While it was supported by the 14.3-percent growth in the city’s casino gross gaming revenue (GGR) during the period, EBITDA likely lagged due to player mix and player reinvestment. That is according investment institutions CLSA Ltd and Citigroup in respective notes issued recently.

 “We expect Macau gaming’s first-quarter sector reported EBITDA to grow 7 percent year-on-year to US$2,067 million, aided by 14-percent gaming revenue growth,” suggested CLSA analyst Jeffrey Kiang in its memo.

Citigroup estimated Macau’s first-quarter casino GGR – which came in at MOP65.87 million (US$8.16 billion) – could translate into 8-percent year-on-year industry EBITDA growth, albeit the institution noted such performance would be “largely flat” judged quarter-on-quarter.

“The positive GGR and EBITDA growth during the [first] quarter should remind investors that players’ appetite for gaming seems little bothered by the ongoing geopolitical tensions and economic uncertainties,” remarked Citi analysts George Choi and Timothy Chau in their latest memo on the sector. That was understood refer to events outside the Asia-Pacific region.

Nonetheless, the Citi analysts suggested the slower pace of first-quarter Macau-industry EBITDA expansion compared to GGR growth “can be attributed to the less favourable VIP/mass GGR mix”.

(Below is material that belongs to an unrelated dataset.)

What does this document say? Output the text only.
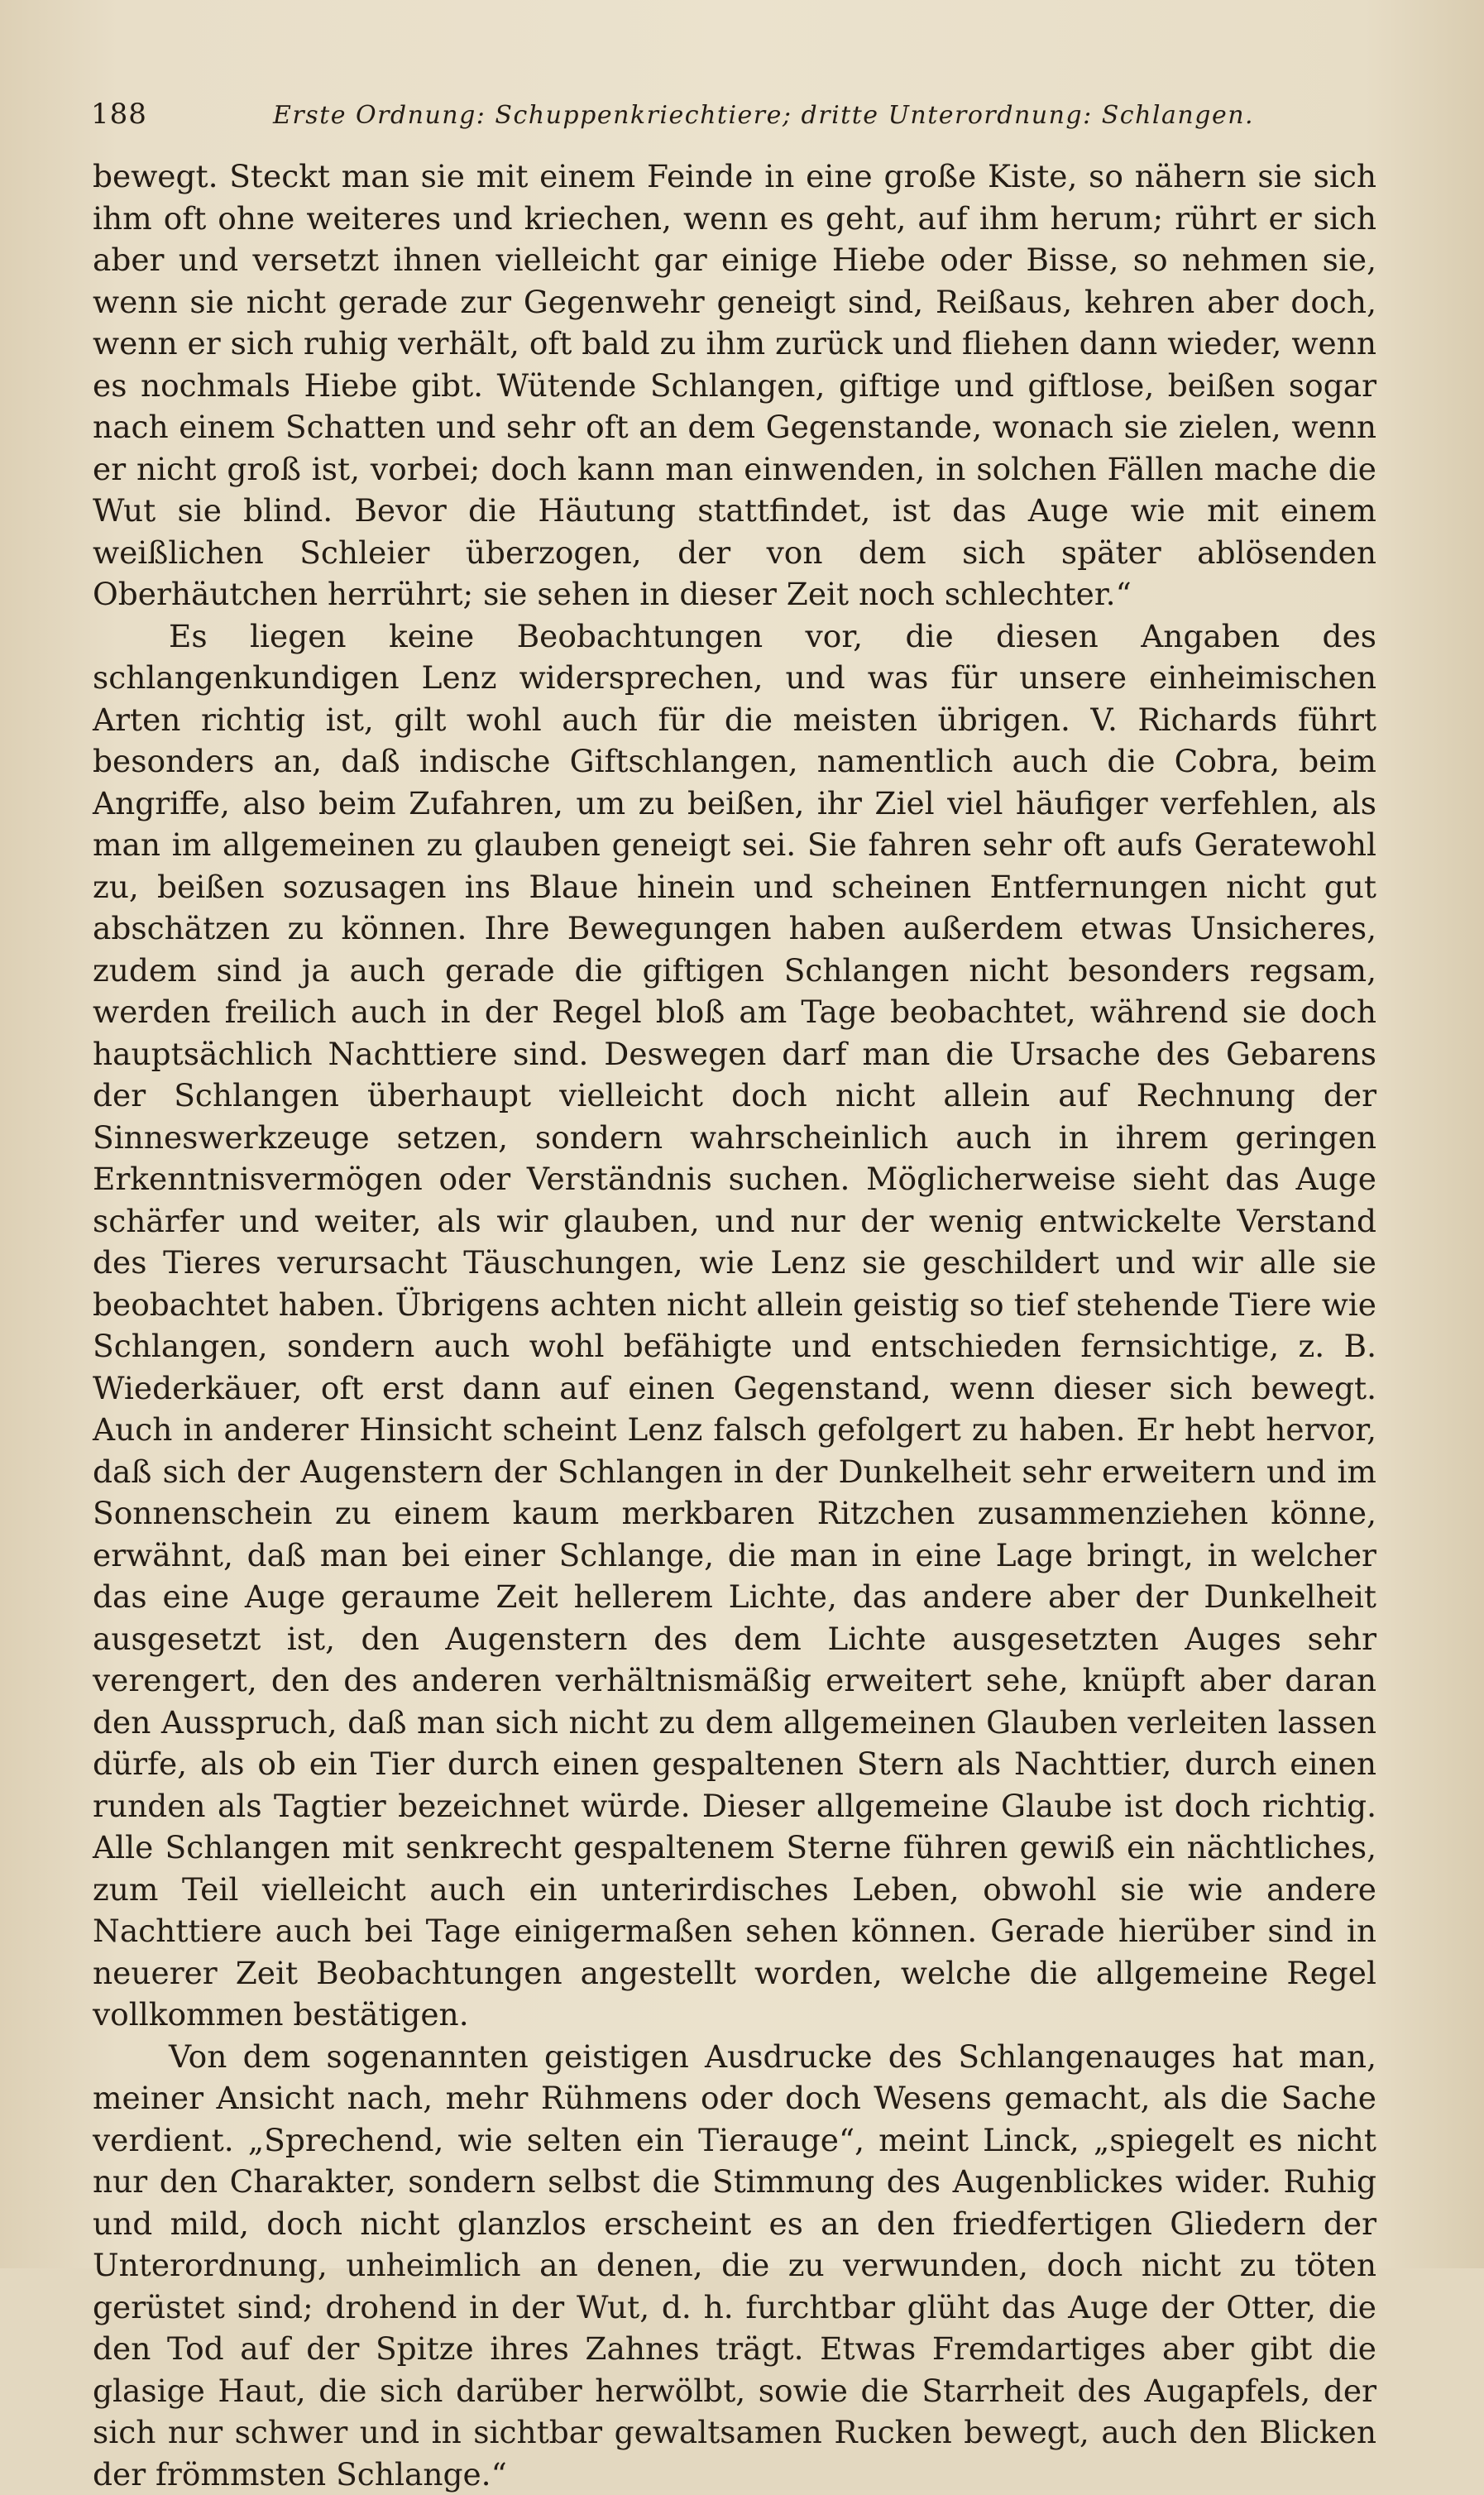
188	Erste Ordnung: Schuppenkriechtiere; dritte Unterordnung: Schlangen.

bewegt. Steckt man sie mit einem Feinde in eine große Kiste, so nähern sie sich ihm oft ohne weiteres und kriechen, wenn es geht, auf ihm herum; rührt er sich aber und versetzt ihnen vielleicht gar einige Hiebe oder Bisse, so nehmen sie, wenn sie nicht gerade zur Gegenwehr geneigt sind, Reißaus, kehren aber doch, wenn er sich ruhig verhält, oft bald zu ihm zurück und fliehen dann wieder, wenn es nochmals Hiebe gibt. Wütende Schlangen, giftige und giftlose, beißen sogar nach einem Schatten und sehr oft an dem Gegenstande, wonach sie zielen, wenn er nicht groß ist, vorbei; doch kann man einwenden, in solchen Fällen mache die Wut sie blind. Bevor die Häutung stattfindet, ist das Auge wie mit einem weißlichen Schleier überzogen, der von dem sich später ablösenden Oberhäutchen herrührt; sie sehen in dieser Zeit noch schlechter.“

Es liegen keine Beobachtungen vor, die diesen Angaben des schlangenkundigen Lenz widersprechen, und was für unsere einheimischen Arten richtig ist, gilt wohl auch für die meisten übrigen. V. Richards führt besonders an, daß indische Giftschlangen, namentlich auch die Cobra, beim Angriffe, also beim Zufahren, um zu beißen, ihr Ziel viel häufiger verfehlen, als man im allgemeinen zu glauben geneigt sei. Sie fahren sehr oft aufs Geratewohl zu, beißen sozusagen ins Blaue hinein und scheinen Entfernungen nicht gut abschätzen zu können. Ihre Bewegungen haben außerdem etwas Unsicheres, zudem sind ja auch gerade die giftigen Schlangen nicht besonders regsam, werden freilich auch in der Regel bloß am Tage beobachtet, während sie doch hauptsächlich Nachttiere sind. Deswegen darf man die Ursache des Gebarens der Schlangen überhaupt vielleicht doch nicht allein auf Rechnung der Sinneswerkzeuge setzen, sondern wahrscheinlich auch in ihrem geringen Erkenntnisvermögen oder Verständnis suchen. Möglicherweise sieht das Auge schärfer und weiter, als wir glauben, und nur der wenig entwickelte Verstand des Tieres verursacht Täuschungen, wie Lenz sie geschildert und wir alle sie beobachtet haben. Übrigens achten nicht allein geistig so tief stehende Tiere wie Schlangen, sondern auch wohl befähigte und entschieden fernsichtige, z. B. Wiederkäuer, oft erst dann auf einen Gegenstand, wenn dieser sich bewegt. Auch in anderer Hinsicht scheint Lenz falsch gefolgert zu haben. Er hebt hervor, daß sich der Augenstern der Schlangen in der Dunkelheit sehr erweitern und im Sonnenschein zu einem kaum merkbaren Ritzchen zusammenziehen könne, erwähnt, daß man bei einer Schlange, die man in eine Lage bringt, in welcher das eine Auge geraume Zeit hellerem Lichte, das andere aber der Dunkelheit ausgesetzt ist, den Augenstern des dem Lichte ausgesetzten Auges sehr verengert, den des anderen verhältnismäßig erweitert sehe, knüpft aber daran den Ausspruch, daß man sich nicht zu dem allgemeinen Glauben verleiten lassen dürfe, als ob ein Tier durch einen gespaltenen Stern als Nachttier, durch einen runden als Tagtier bezeichnet würde. Dieser allgemeine Glaube ist doch richtig. Alle Schlangen mit senkrecht gespaltenem Sterne führen gewiß ein nächtliches, zum Teil vielleicht auch ein unterirdisches Leben, obwohl sie wie andere Nachttiere auch bei Tage einigermaßen sehen können. Gerade hierüber sind in neuerer Zeit Beobachtungen angestellt worden, welche die allgemeine Regel vollkommen bestätigen.

Von dem sogenannten geistigen Ausdrucke des Schlangenauges hat man, meiner Ansicht nach, mehr Rühmens oder doch Wesens gemacht, als die Sache verdient. „Sprechend, wie selten ein Tierauge“, meint Linck, „spiegelt es nicht nur den Charakter, sondern selbst die Stimmung des Augenblickes wider. Ruhig und mild, doch nicht glanzlos erscheint es an den friedfertigen Gliedern der Unterordnung, unheimlich an denen, die zu verwunden, doch nicht zu töten gerüstet sind; drohend in der Wut, d. h. furchtbar glüht das Auge der Otter, die den Tod auf der Spitze ihres Zahnes trägt. Etwas Fremdartiges aber gibt die glasige Haut, die sich darüber herwölbt, sowie die Starrheit des Augapfels, der sich nur schwer und in sichtbar gewaltsamen Rucken bewegt, auch den Blicken der frömmsten Schlange.“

Citi stated: “We also suspect that some casinos suffered from less favourable VIP hold, which hurt margins.”

They added: “That said, we forecast that industry EBITDA margin will hold up at a respectable level of circa 27 percent, implying that player reinvestments remain reasonable.”

CLSA estimated Macau industry first-quarter EBITDA margin at 25.3 percent.

“Despite certain one-off opex [operating expenditure] in fourth quarter of 2025, margin will likely remain under pressure due to the ongoing premium-driven [gaming] revenue (which requires spending on reinvestments),” suggested CLSA’s Mr Kiang.

The CLSA analyst added: “VIP win rate in this [first] quarter will unlikely exceed the normal levels of circa 3.0 to 3.3 percent.”

Of Macau’s six casino operators, Sands China Ltd indicated greatest year-on-year improvement in first-quarter EBITDA, according to the respective memos of Citigroup and CLSA.

Citi stated Sands China’s EBITDA gain might have been 20-percent to US$643 million, “reflecting its quarter-on-quarter market share gain and a relatively easy comp[arison] as Londoner Grand was not fully opened in first quarter of 2025”.

Sands China’s Londoner Grand – a hotel facility at its Londoner Macao casino resort in Cotai, and with an aggregate of 2,405 keys – had after a resort revamp, been opened in phases from September 2024, thorough to the second quarter of 2025, according to Sands China statements.

The Citi analysts also noted: “We expect SJM [Holdings Ltd] to be the operator with the worst performance in first quarter, with EBITDA expected to fall 6 percent year-on-year to HKD903 million [US$115.3 million].”

Sands China is estimated to have had the largest share of first-quarter Macau-market EBITDA, at 30.5 percent, according to CLSA’s estimates.

CLSA also assesses that Sands China gained 2.2 percentage points sequentially in its share of Macau-market first-quarter EBITDA, the best improvement among its peers.

Sands China is a unit of United States-based Las Vegas Sands Corp, which also has a Singapore casino business, Marina Bay Sands.